Among patients with resected esophageal or gastroesophageal junction cancer who had received neoadjuvant chemoradiotherapy, disease-free survival was significantly longer among those who received nivolumab adjuvant therapy than among those who received placebo. (Funded by Bristol Myers Squibb and Ono Pharmaceutical; CheckMate 577 ClinicalTrials.gov number, NCT02743494.).

摘要

背景

对于接受新辅助放化疗和手术治疗后仍存在高复发风险的食管或胃食管交界处癌患者，目前尚无辅助治疗方法。

方法

我们开展了 CheckMate 577 全球、随机、双盲、安慰剂对照 3 期临床试验，以评估一种检查点抑制剂作为食管或胃食管交界处癌患者的辅助治疗药物。
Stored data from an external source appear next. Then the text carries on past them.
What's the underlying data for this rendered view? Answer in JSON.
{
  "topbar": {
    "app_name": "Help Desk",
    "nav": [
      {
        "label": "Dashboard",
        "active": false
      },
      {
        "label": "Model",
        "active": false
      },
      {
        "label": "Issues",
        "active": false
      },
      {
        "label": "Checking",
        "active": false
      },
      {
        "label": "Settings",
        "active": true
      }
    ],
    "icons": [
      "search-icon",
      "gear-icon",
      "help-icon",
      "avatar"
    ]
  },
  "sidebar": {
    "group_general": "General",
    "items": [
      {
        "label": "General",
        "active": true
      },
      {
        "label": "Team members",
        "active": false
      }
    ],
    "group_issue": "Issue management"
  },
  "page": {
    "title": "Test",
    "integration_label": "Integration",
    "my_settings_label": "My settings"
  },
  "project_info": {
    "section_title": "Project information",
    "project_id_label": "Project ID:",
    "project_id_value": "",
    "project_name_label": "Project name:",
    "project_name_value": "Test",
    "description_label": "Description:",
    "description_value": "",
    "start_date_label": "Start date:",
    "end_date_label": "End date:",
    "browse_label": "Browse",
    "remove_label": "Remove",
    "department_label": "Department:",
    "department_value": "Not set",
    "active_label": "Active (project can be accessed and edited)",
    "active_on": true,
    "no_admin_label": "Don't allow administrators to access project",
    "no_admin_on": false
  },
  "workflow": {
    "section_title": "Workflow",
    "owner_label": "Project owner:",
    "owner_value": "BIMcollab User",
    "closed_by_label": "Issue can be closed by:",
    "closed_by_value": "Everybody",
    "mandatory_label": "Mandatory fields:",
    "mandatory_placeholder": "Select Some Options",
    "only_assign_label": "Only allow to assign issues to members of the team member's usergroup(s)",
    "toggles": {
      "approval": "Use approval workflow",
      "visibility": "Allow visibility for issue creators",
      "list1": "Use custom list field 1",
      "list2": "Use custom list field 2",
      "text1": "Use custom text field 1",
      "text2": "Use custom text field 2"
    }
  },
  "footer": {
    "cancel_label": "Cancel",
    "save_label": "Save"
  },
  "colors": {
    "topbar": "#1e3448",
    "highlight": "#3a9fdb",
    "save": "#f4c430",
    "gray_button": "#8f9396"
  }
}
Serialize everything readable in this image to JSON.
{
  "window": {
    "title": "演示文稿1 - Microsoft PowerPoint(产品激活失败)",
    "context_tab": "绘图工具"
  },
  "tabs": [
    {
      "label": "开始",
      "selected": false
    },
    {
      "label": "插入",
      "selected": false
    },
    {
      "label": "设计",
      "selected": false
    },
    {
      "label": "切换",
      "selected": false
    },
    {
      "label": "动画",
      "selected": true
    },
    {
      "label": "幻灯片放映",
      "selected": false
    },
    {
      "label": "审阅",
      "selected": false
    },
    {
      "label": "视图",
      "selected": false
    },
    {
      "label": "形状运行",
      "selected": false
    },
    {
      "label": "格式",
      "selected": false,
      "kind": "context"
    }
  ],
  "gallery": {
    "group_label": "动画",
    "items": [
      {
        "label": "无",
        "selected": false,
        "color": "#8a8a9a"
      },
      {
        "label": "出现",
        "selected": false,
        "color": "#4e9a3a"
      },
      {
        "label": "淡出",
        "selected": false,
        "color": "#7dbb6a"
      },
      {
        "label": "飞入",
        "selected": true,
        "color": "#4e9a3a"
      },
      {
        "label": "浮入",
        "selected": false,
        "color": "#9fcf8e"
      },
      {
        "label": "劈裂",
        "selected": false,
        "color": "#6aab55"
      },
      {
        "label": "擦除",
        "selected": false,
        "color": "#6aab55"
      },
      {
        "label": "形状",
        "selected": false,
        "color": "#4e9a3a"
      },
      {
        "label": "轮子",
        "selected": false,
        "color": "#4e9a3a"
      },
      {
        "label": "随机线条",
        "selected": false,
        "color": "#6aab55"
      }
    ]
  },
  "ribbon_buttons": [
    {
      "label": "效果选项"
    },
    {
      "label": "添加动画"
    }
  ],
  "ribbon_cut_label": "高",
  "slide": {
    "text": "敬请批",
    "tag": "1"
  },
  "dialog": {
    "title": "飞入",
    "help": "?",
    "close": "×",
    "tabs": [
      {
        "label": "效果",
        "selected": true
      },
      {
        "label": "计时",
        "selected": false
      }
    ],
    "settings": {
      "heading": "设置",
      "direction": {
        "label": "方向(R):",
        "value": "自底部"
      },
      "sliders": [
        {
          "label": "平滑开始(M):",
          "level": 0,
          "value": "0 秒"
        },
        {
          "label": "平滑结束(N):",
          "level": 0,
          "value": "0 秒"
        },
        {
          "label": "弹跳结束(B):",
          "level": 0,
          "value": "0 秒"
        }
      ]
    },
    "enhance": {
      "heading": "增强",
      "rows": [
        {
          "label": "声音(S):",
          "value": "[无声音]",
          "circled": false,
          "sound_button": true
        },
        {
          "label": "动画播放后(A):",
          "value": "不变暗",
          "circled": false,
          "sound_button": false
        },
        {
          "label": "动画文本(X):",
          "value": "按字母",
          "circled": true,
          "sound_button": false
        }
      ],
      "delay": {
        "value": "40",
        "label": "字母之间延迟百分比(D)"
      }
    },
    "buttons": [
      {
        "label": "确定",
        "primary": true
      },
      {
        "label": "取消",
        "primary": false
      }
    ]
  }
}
接受过新辅助放化疗且残留病理疾病的 R0 期 II 或 III 期食管或胃食管交界处癌患者，按 2:1 的比例随机分配接受纳武利尤单抗（每 2 周 240mg，16 周后纳武利尤单抗剂量为 480mg，每 4 周 1 次）或匹配安慰剂治疗。试验干预的最长持续时间为 1 年。主要终点是无病生存期。

结果

中位随访时间为 24.4 个月。在接受纳武利尤单抗治疗的 532 例患者中，中位无病生存期为 22.4 个月（95%置信区间 [CI]，16.6 至 34.0），而接受安慰剂治疗的 262 例患者中为 11.0 个月（95%CI，8.3 至 14.3）（疾病复发或死亡的风险比，0.69；96.4%CI，0.56 至 0.86；P<0.001）。在多个预设亚组中，无病生存期均有利于纳武利尤单抗。研究者认为与活性药物或安慰剂相关的 3 级或 4 级不良事件在纳武利尤单抗组的 532 例患者中发生 71 例（13%），在安慰剂组的 260 例患者中发生 15 例（6%）。由于与活性药物或安慰剂相关的不良事件，纳武利尤单抗组有 9%的患者和安慰剂组有 3%的患者停止了试验方案。